Spatial and temporal controls on proglacial erosion rates: A comparison of four basins on Mount Rainier, 1960 to 2017

Summary The retreat of alpine glaciers since the mid‐19th century has triggered rapid landscape adjustments in many headwater basins. However, the degree to which decadal‐scale glacier retreat is associated with systematic or substantial changes in overall coarse sediment export, with the potential to impact downstream river dynamics, remains poorly understood. Here, we use repeat topographic surveys to assess geomorphic change in four partly glaciated basins on a stratovolcano (Mount Rainier) in Washington State at roughly decadal intervals from 1960 to 2017. The proglacial extents of the four basins show distinct geomorphic trajectories, ranging from substantial and sustained net erosion to relatively inactive with net deposition. These different trajectories correspond to differences in initial (1960) valley floor gradients, and can be effectively understood as valley floor grade adjustments. Significant erosion was most often accomplished by debris flows triggered by extreme rainfall or glacial outburst floods, though a single rockfall mobilized more material than all other events combined. Year‐to‐year runoff events had little measurable geomorphic impact. Exported material tended to accumulate in broad deposits within several kilometers of source areas and largely remained there through the end of the study period. Over 10‐ to 100‐year timescales, we find that the impact of glacier retreat on coarse sediment yield may then vary substantially according to the geometry and storage trends of the newly exposed valley floor; the timing of that response may also be dictated, and potentially obscured, by stochastic and/or extreme events.
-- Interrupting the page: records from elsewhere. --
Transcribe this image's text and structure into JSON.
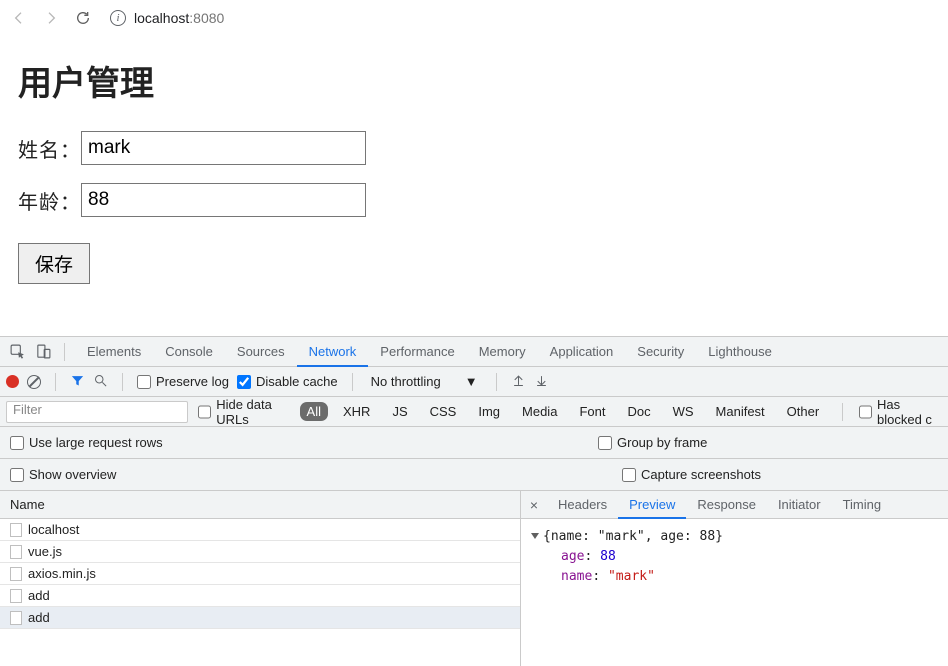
{
  "browser": {
    "url_host": "localhost",
    "url_port": ":8080"
  },
  "page": {
    "title": "用户管理",
    "name_label": "姓名：",
    "name_value": "mark",
    "age_label": "年龄：",
    "age_value": "88",
    "save_label": "保存"
  },
  "devtools": {
    "tabs": [
      "Elements",
      "Console",
      "Sources",
      "Network",
      "Performance",
      "Memory",
      "Application",
      "Security",
      "Lighthouse"
    ],
    "active_tab": "Network",
    "toolbar": {
      "preserve_log": "Preserve log",
      "preserve_log_checked": false,
      "disable_cache": "Disable cache",
      "disable_cache_checked": true,
      "throttling": "No throttling"
    },
    "filter": {
      "placeholder": "Filter",
      "hide_data_urls": "Hide data URLs",
      "types": [
        "All",
        "XHR",
        "JS",
        "CSS",
        "Img",
        "Media",
        "Font",
        "Doc",
        "WS",
        "Manifest",
        "Other"
      ],
      "active_type": "All",
      "has_blocked": "Has blocked c"
    },
    "options": {
      "use_large_rows": "Use large request rows",
      "group_by_frame": "Group by frame",
      "show_overview": "Show overview",
      "capture_screenshots": "Capture screenshots"
    },
    "list": {
      "column": "Name",
      "requests": [
        "localhost",
        "vue.js",
        "axios.min.js",
        "add",
        "add"
      ]
    },
    "detail": {
      "tabs": [
        "Headers",
        "Preview",
        "Response",
        "Initiator",
        "Timing"
      ],
      "active_tab": "Preview",
      "summary": "{name: \"mark\", age: 88}",
      "fields": [
        {
          "k": "age",
          "v": "88",
          "t": "num"
        },
        {
          "k": "name",
          "v": "\"mark\"",
          "t": "str"
        }
      ]
    }
  }
}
High‐resolution topography, primarily generated from historical aerial imagery, was used to document geomorphic change in four proglacial basins on Mount Rainier back to 1960. Valley gradient emerges as a key control on cross‐basin variations in recent erosion rates, though the timing of erosion was largely driven by episodic extreme events. Together, this implies that the impact of glacier retreat on sediment yields is likely both stochastic and spatially variable over decadal timescales.